Carmen se mueve como pez en el agua (y no lo oculta, nada más lejos de
ella que la fatuidad o las pretensiones ridículas de falsa intelectualidad que
algunos adoptan intentando ocultar sus carencias, vendiendo humo o trajes para
emperadores) en géneros populares a los que dota de bríos contemporáneos, a los
que rinde tributo como lectora agradecida, ahí está su ya citada querencia por
Agatha Christie (¡Qué bien lo pasamos comentando en su día la divertidísima Invitación a un asesinato!), a la que
aquí vuelve a rendir tributo demostrando cómo se puede confundir/equivocar/liar
al lector sin hacer trampas (¡Viva El
asesinato de Roger Ackroyd!) –“Toda
novela debe tener un movimiento de rotación y otro de traslación: lo primero se
refiere a que cada escena debe ser interesante en sí misma y, al mismo tiempo,
hay que ir tirando para que la historia avance. La intriga es un hilo en
suspensión que recorre toda la novela y mantiene en expectativa al lector”-,
y, por supuesto, el pulso (que se salda en tablas, lo que ya es mucho frente al
gigante tomado como referente) al gran folletín del XIX, ese microcosmos a lo
Thackeray en el que todo tiene su sentido/juega el papel adecuado: “Al ser una novela de tantos personajes no
podía seguir los hilos de todos porque entonces hubiese sido un tocho.
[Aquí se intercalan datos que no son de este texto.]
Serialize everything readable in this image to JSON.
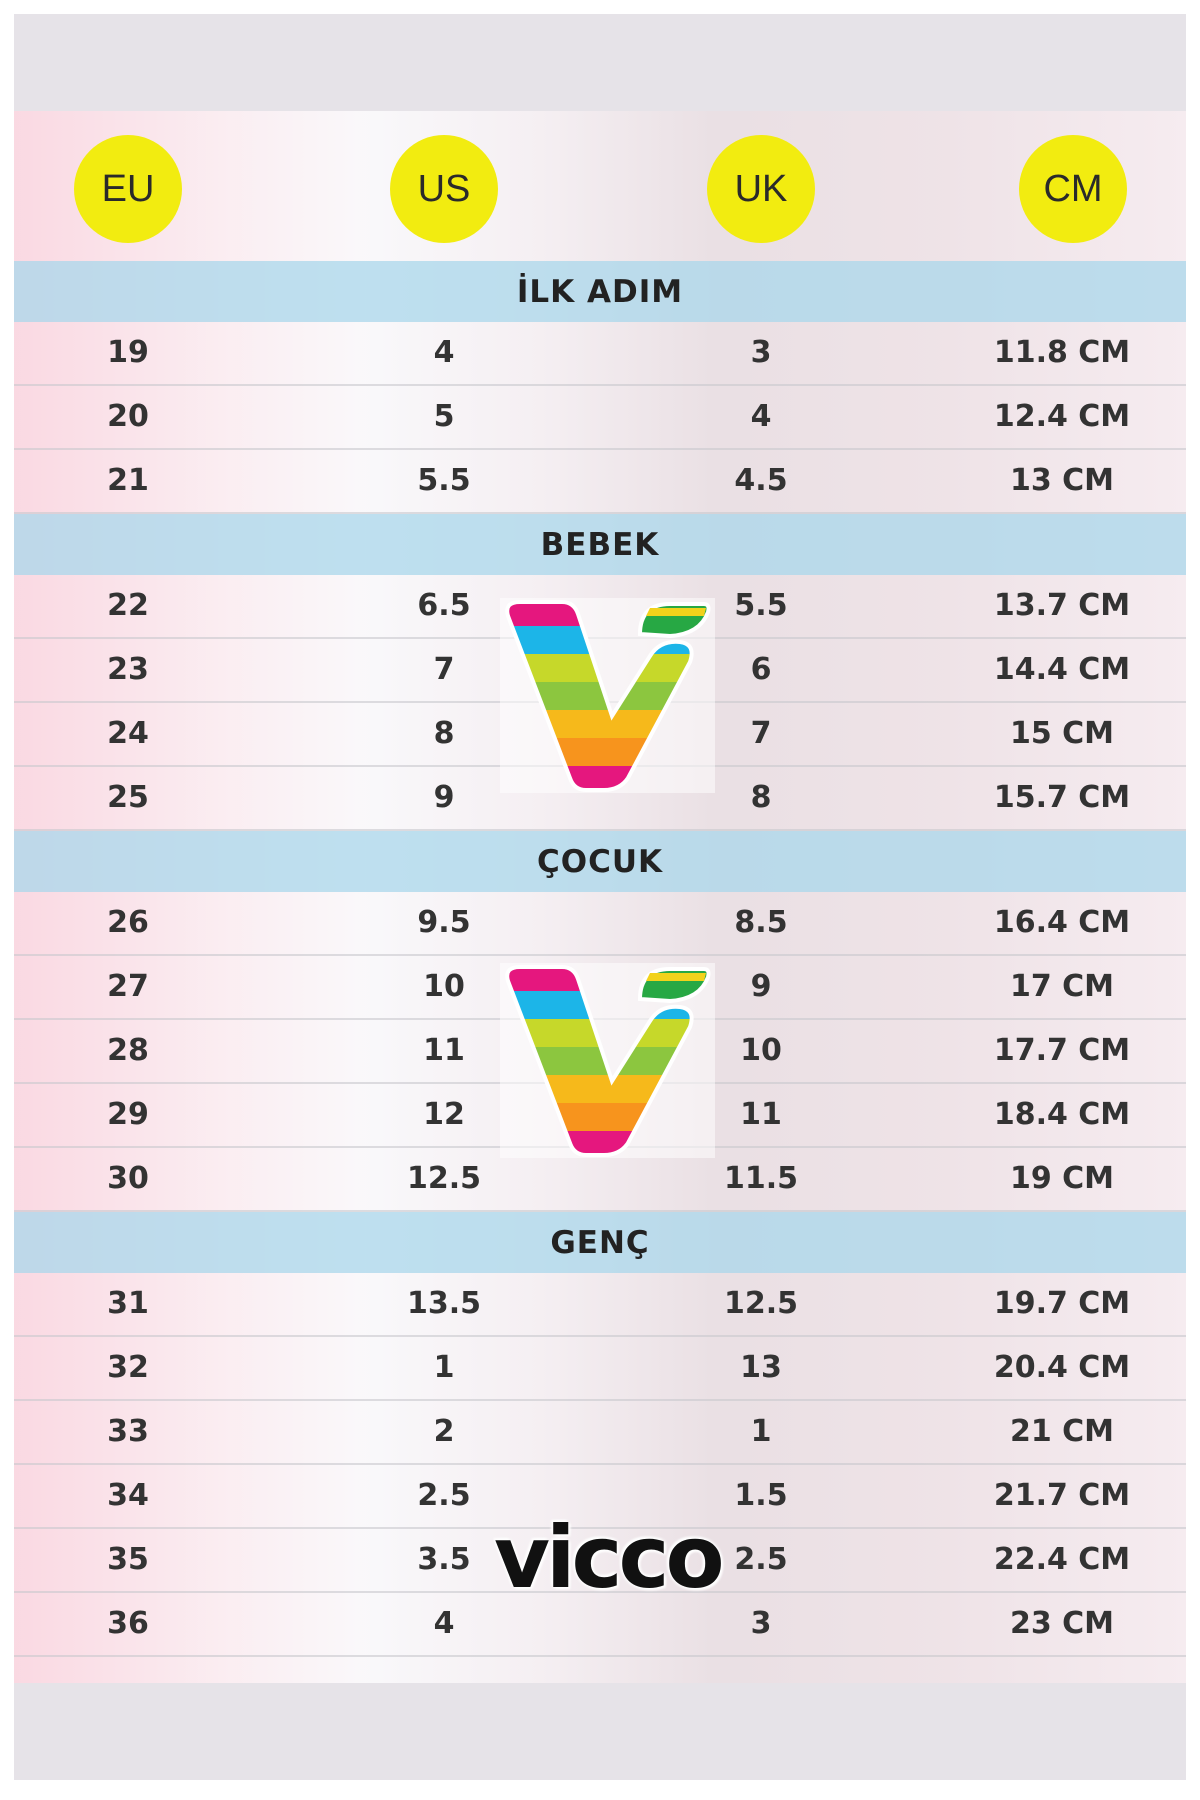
{
  "columns": [
    "EU",
    "US",
    "UK",
    "CM"
  ],
  "colors": {
    "header_circle": "#f2ec10",
    "band": "#aad7eb"
  },
  "sections": [
    {
      "title": "İLK ADIM",
      "rows": [
        [
          "19",
          "4",
          "3",
          "11.8 CM"
        ],
        [
          "20",
          "5",
          "4",
          "12.4 CM"
        ],
        [
          "21",
          "5.5",
          "4.5",
          "13 CM"
        ]
      ]
    },
    {
      "title": "BEBEK",
      "rows": [
        [
          "22",
          "6.5",
          "5.5",
          "13.7 CM"
        ],
        [
          "23",
          "7",
          "6",
          "14.4 CM"
        ],
        [
          "24",
          "8",
          "7",
          "15 CM"
        ],
        [
          "25",
          "9",
          "8",
          "15.7 CM"
        ]
      ]
    },
    {
      "title": "ÇOCUK",
      "rows": [
        [
          "26",
          "9.5",
          "8.5",
          "16.4 CM"
        ],
        [
          "27",
          "10",
          "9",
          "17 CM"
        ],
        [
          "28",
          "11",
          "10",
          "17.7 CM"
        ],
        [
          "29",
          "12",
          "11",
          "18.4 CM"
        ],
        [
          "30",
          "12.5",
          "11.5",
          "19 CM"
        ]
      ]
    },
    {
      "title": "GENÇ",
      "rows": [
        [
          "31",
          "13.5",
          "12.5",
          "19.7 CM"
        ],
        [
          "32",
          "1",
          "13",
          "20.4 CM"
        ],
        [
          "33",
          "2",
          "1",
          "21 CM"
        ],
        [
          "34",
          "2.5",
          "1.5",
          "21.7 CM"
        ],
        [
          "35",
          "3.5",
          "2.5",
          "22.4 CM"
        ],
        [
          "36",
          "4",
          "3",
          "23 CM"
        ]
      ]
    }
  ],
  "brand": {
    "name": "vicco",
    "logo_icon": "rainbow-v-logo"
  }
}
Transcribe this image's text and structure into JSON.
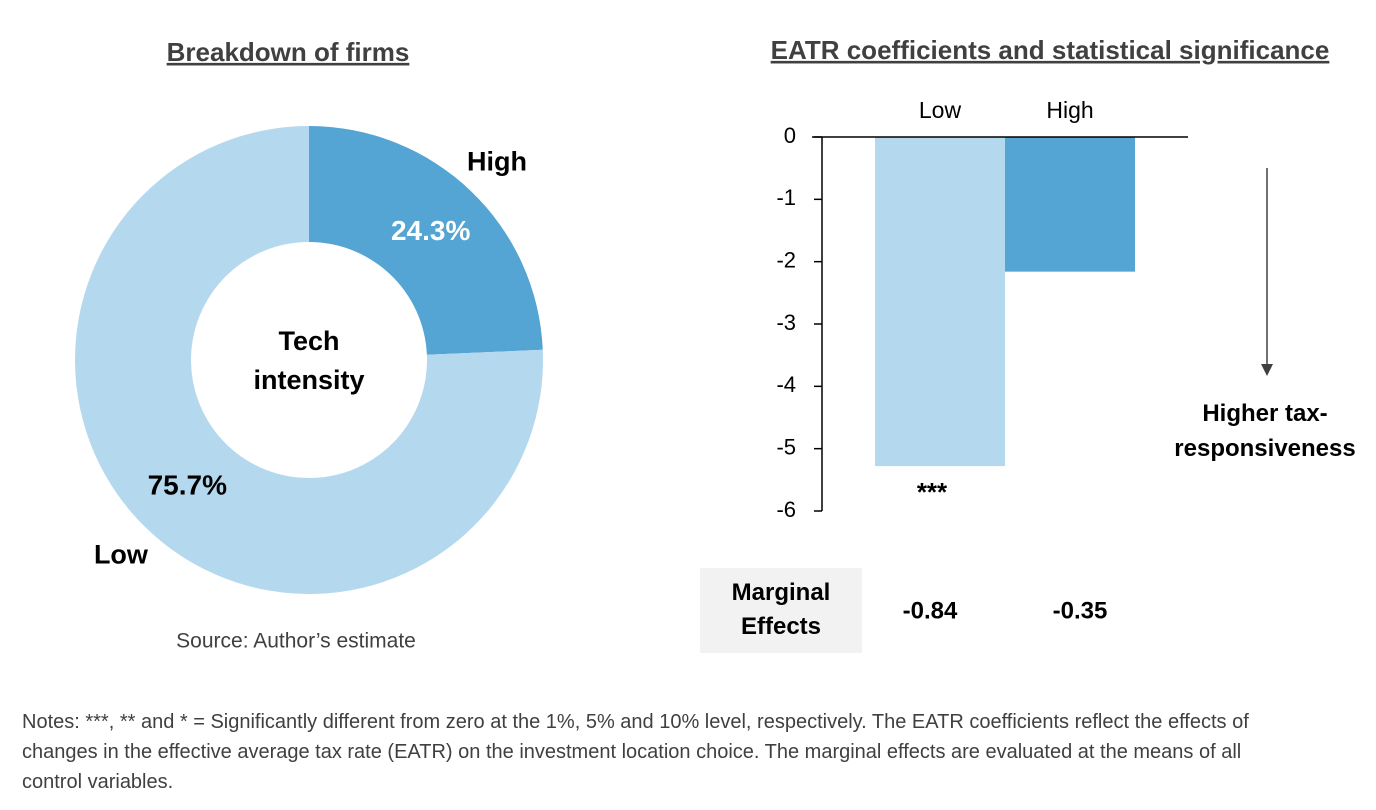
{
  "chart_data": [
    {
      "type": "donut",
      "title": "Breakdown of firms",
      "center_label": "Tech intensity",
      "categories": [
        "High",
        "Low"
      ],
      "values": [
        24.3,
        75.7
      ],
      "value_labels": [
        "24.3%",
        "75.7%"
      ],
      "colors": [
        "#54a4d4",
        "#b4d8ee"
      ],
      "source": "Source: Author’s estimate"
    },
    {
      "type": "bar",
      "title": "EATR coefficients and statistical significance",
      "categories": [
        "Low",
        "High"
      ],
      "values": [
        -5.28,
        -2.16
      ],
      "colors": [
        "#b4d8ee",
        "#54a4d4"
      ],
      "significance": [
        "***",
        null
      ],
      "ylim": [
        -6,
        0
      ],
      "yticks": [
        0,
        -1,
        -2,
        -3,
        -4,
        -5,
        -6
      ],
      "annotation": "Higher tax-responsiveness",
      "marginal_effects": {
        "label": "Marginal Effects",
        "values": [
          -0.84,
          -0.35
        ]
      }
    }
  ],
  "notes": "Notes: ***, ** and * = Significantly different from zero at the 1%, 5% and 10% level, respectively.  The EATR coefficients reflect the effects of changes in the effective average tax rate (EATR) on the investment location choice. The marginal effects are evaluated at the means of all control variables."
}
Fue una
de las cosas que más tuve que trabajar: el cierre adecuado de todas las
historias, por eso hago un epílogo explicando algunas cosas que no aparecen,
como los rótulos de muchas películas”. Cada uno tendrá sus
momentos/personajes preferidos, no cabe duda, pero nadie se sentirá defraudado o
le parecerá que algo queda incompleto (y en todo caso, le sugiero con un guiño
cómplice y como un guante lanzado sin fuerza sobre la mesa por si lo quiere
recoger, puede seguir saldando deudas con Galdós dando otras novelas a algunas
de sus criaturas que aquí aparezcan poco o crea que aún tienen cosas que
contar).
“Me ha costado mucho escribir
sobre Beatriz Calanda porque es un personaje que puede resultar antipático y
eso es algo muy arriesgado, por más que si lo pensamos los personajes más
importantes de la literatura son seres deleznables: Otelo era un asesino y maltratador,
el protagonista de “Lolita” es un pederasta, Scarlett O´Hara es frívola e
incluso estúpida, la mayoría de los que podamos enumerar son muy reprobables.
Pero actualmente no gustan estos personajes, se quieren buenos sentimientos,
valores a seguir, cosas con las que confieso no puedo porque soy más de vieja
escuela: me interesan los personajes con claroscuros, son los reales. Por eso
digo que me costó tanto crear a Beatriz: tenía que contar cómo era, no
dulcificarla, pero crear una empatía con el lector”. Y lo logra, aunque sea
desde el no diré rechazo porque no llega a tanto pero sí cierta reconvención,
cierto estupor por más que de un modo u otro conozcamos personas similares, el
caso es que nos reímos tanto con ella (y de ella, no importa que Carmen no sea
despiadada, no es necesario, ya ponemos los demás nuestras sensaciones) que,
aunque nos resulte extraño, se nos hace muy simpática (aunque es comprensible
que haya quien se sitúe en el extremo contrario), al igual que tantos y tantas que,
sin que se tenga claro por qué, despiertan un interés extremo y de los que se
habla como si viviesen en el piso de al lado: “Yo creo que el tema principal de la novela es la verdad: siempre he
pensado, centrándome en los personajes de la prensa del corazón, que sabemos
qué pie calzan, cómo se llaman sus hijos, qué desayunan, pero se han inventado
su vida y, en realidad, no sabemos nada sobre ellos. Vivimos en un mundo
hiperinformado pero lo que se consigue es crear más confusión, “la verdad no
existe, se fabrica”, como digo en la novela”. Pues a uno sólo le queda
decir que el modo en que Carmen Posadas fabrica sus novelas deja sin aliento y
con ganas de seguir leyéndola, la verdad.